I honestly don’t know if there would have been a great difference in the outcome if the Brotherhood presidential candidate was Khairat El-Shater or Essam El-Erian or even Abdel-Moneim Abul-Fotouh. However, I believe Morsi’s personality bridged the slim difference between him and Ahmed Shafiq. He was kind and clear; gentle but firm. This was enough not only to make him the first civilian president of the republic, from the Brotherhood, without the Supreme Council of the Armed Forces (SCAF), but at the same time he was willing to sit with writers and artists to discuss Egypt’s soft power.

There is, of course, a big difference between Obama and Morsi: they come from entirely different backgrounds. But after four years of Obama in office, we begin four years of Morsi rule.

The former was no stranger to the society that elected him except for his colour and roots. He was a member of the Senate and a rising star in the Democratic Party who was able to build the biggest election machine in the US’s history. His and his wife’s elegance, the political speeches – which will be studied for their eloquence and delivery – all made him part of the US that Americans are familiar with, albeit in a different colour and unusual context.

And when there is a different version, you either hate it or love it; and Obama was the second.

Morsi had no colour or race issues. As for looks and delivery, he is no different from a university professor from Zaqaziq. He does, however, have other advantages that are not common in Zaqaziq University or even Cairo University, which include the spontaneous ability to speak in simple and correct Arabic. Despite sounding too traditional when she speaks of "my family and my clan," he says it with a spontaneity that makes it palatable and pleasant because the audience feels like they are one family.

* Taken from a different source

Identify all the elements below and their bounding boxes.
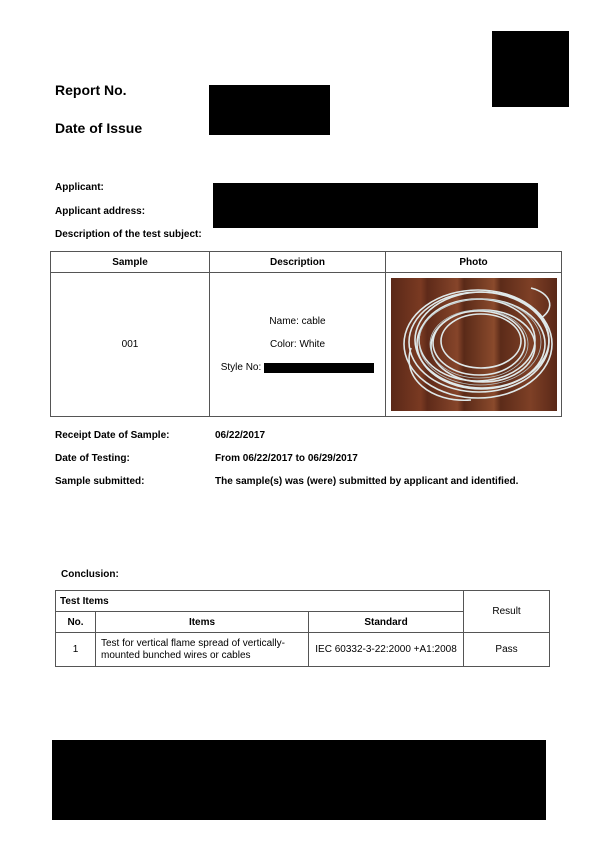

What is surprising about Morsi is that in a short period of time he succeeded in taming Egypt’s power institutions, including the military, but without restraining any of them as expected during revolution. The institutions relevant to justifying, colouring, softening or highlighting oppression as democracy in the eyes of the outside world such as the National Council for Human Rights, the Supreme Women’s Council, the Supreme Press Council, specialised councils and others, remained the same as if the revolution never was, or no Spring had swept through.

To some extent state institutions did not change and their goals seem to remain the same; although the figures have changed, their statements are no different than those of the previous era. After a new reputation on the world stage, the people are now just waiting for grants, aid and loans from the IMF or Qatar or Saudi Arabia. But isn’t this exactly what the previous regime did and achieved a 5.4 per cent growth before the revolution?

Prime Minister Hisham Qandil stated that Egypt needs private sector investments worth LE170 billion and LE100 billion in public sector investments in order to achieve a growth rate of between 4 and 5 per cent.

Obama succeeded in leading the US economy out of crisis, but failed to restore the US to what it was, and for this he will be held accountable. Morsi needs to lead Egypt out of where it was and start it on a new path, and for that he will be held accountable.